WTI confirmed the move above $55.75 resistance on a closing basis yesterday. This now opens the way for a move towards a test of the medium to longer term pivot at $58.00 which is the next key resistance. Furthermore, an entire trading session clear of the 38.2% Fibonacci retracement (at $55.55) opens the 50% Fib at $59.60. Given the strength of the momentum indicators confirming the breakout (RSI at 4 month highs, Stochastics tracking strongly into bull configuration) this means that weakness is a chance to buy. There may be a slight sense that the hourly chart is just consolidating the breakout and this could mean a bit of a slip on an intraday basis.

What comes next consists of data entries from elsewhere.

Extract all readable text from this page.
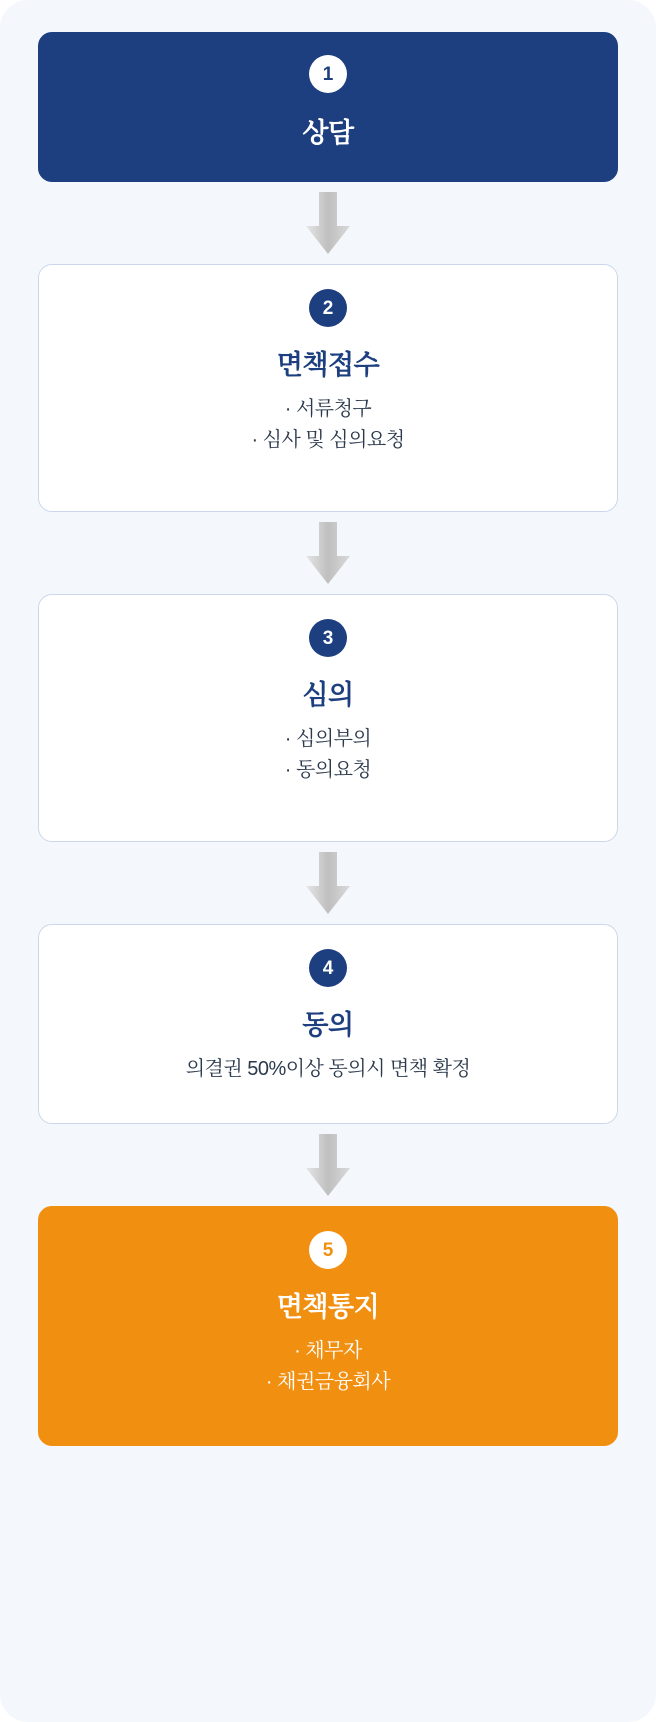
1
상담
2
면책접수
· 서류청구
· 심사 및 심의요청
3
심의
· 심의부의
· 동의요청
4
동의
의결권 50%이상 동의시 면책 확정
5
면책통지
· 채무자
· 채권금융회사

However the hourly chart shows a basis of support around $55.00/$55.30 with a near term higher low support at $53.10. Any retreat that finds support will be considered another opportunity for joining the rally.

 

Dow Jones Industrial Average

The market continues to make ground higher as the recovery progresses. Within this, consolidations and intraday weakness will be seen to be a chance to buy. The market is now trading clear of the 76.4% Fibonacci retracement at 25,715 but this now becomes the first line of support. The recent breakout at 25,625 is also an area of interest for the bulls too. The hourly chart shows a minor slip into the close which has just pulled over the hourly momentum indicators and means that opportunities to buy could present themselves once more today. Anything between 25,625/25,715 would be such an opportunity. As long as the support at 25,309 remains intact there is little for the bulls to be overly concerned about right now. A move above the December high at 25,980 opens the November peak of 26,278.